Les auteurs ont effectué des recherches dans PubMed pour 960 substances identifiables par leur numéro d’enregistrement CAS afin d’estimer le niveau d’intérêt qui leur est porté en tant que facteur de risque potentiel de maladies chroniques. Environ un tiers des substances (336) font l’objet de près de 20 000 citations avec un nombre de citations par substance très variable autour d’une valeur médiane de 7,5. Outre le cholestérol (4 499 citations), quelques substances concentrent un nombre élevé de citations, comme l’acide folique (595), l’aspirine (515), la cotinine (78) et le plomb (65), mais aussi des vitamines, des hormones et des nutriments anti-oxydants. La probabilité d’être citée comme facteur de risque de maladie chronique est environ deux fois plus élevée pour une substance d’origine alimentaire que pour une substance d’une autre catégorie. La plupart des molécules endogènes présentes dans la circulation à des niveaux de concentration élevés sont, en revanche, rarement citées. Les auteurs estiment qu’il est temps d’explorer l’éventuel rôle étiologique de substances jusqu’ici peu étudiées plutôt que d’augmenter les connaissances relatives à des molécules, notamment alimentaires (cholestérol, acide folique, etc.) dont l’importance pour la santé est déjà connue ou concernant des polluants réglementés (plomb, arsenic, PCB, etc.).

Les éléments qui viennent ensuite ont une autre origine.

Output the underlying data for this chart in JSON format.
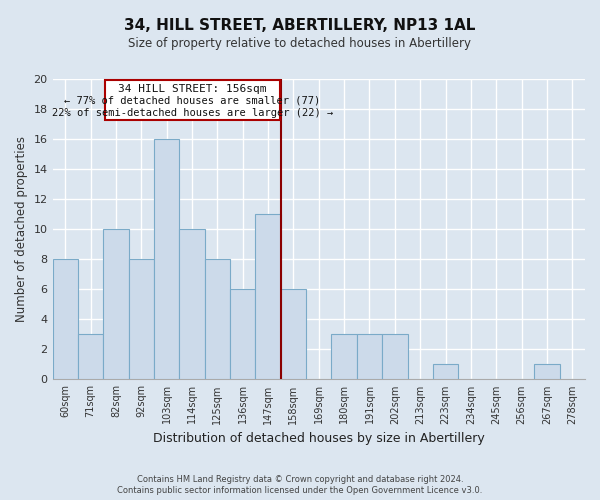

Une deuxième cartographie a été établie à partir des connaissances relatives aux voies métaboliques (recherche dans la base de données Biosystems du National Center for Biotechnology Information). Au moins une voie métabolique est rapportée pour 658 substances (42 %) et le poids des molécules endogènes et des nutriments essentiels (parfois impliqués dans plusieurs centaines de voies métaboliques) est disproportionné par rapport à ceux des autres catégories. Seules 29 % des substances ayant au moins trois citations en tant que facteur de risque dans PubMed apparaissent également dans Biosystems. Un écart apparaît donc entre la recherche en épidémiologie ou en clinique et la recherche en biologie des systèmes, plus focalisée sur la description des voies métaboliques sous contrôle homéostasique que sur la découverte de perturbations biologiques induites par des substances exogènes.

Laurence Nicolle-Mir


Publication analysée :

 

Rappaport SM1, Barupal DK, Wishart D, Vineis P, Scalbert A. The blood exposome and its role in discovering causes of disease. Environ Health Perspect 2014; 122: 769-74.

doi: 10.1289/ehp.1308015

 

1 Center for Exposure Biology, School of Public Health, University of California, Berkeley, États-Unis.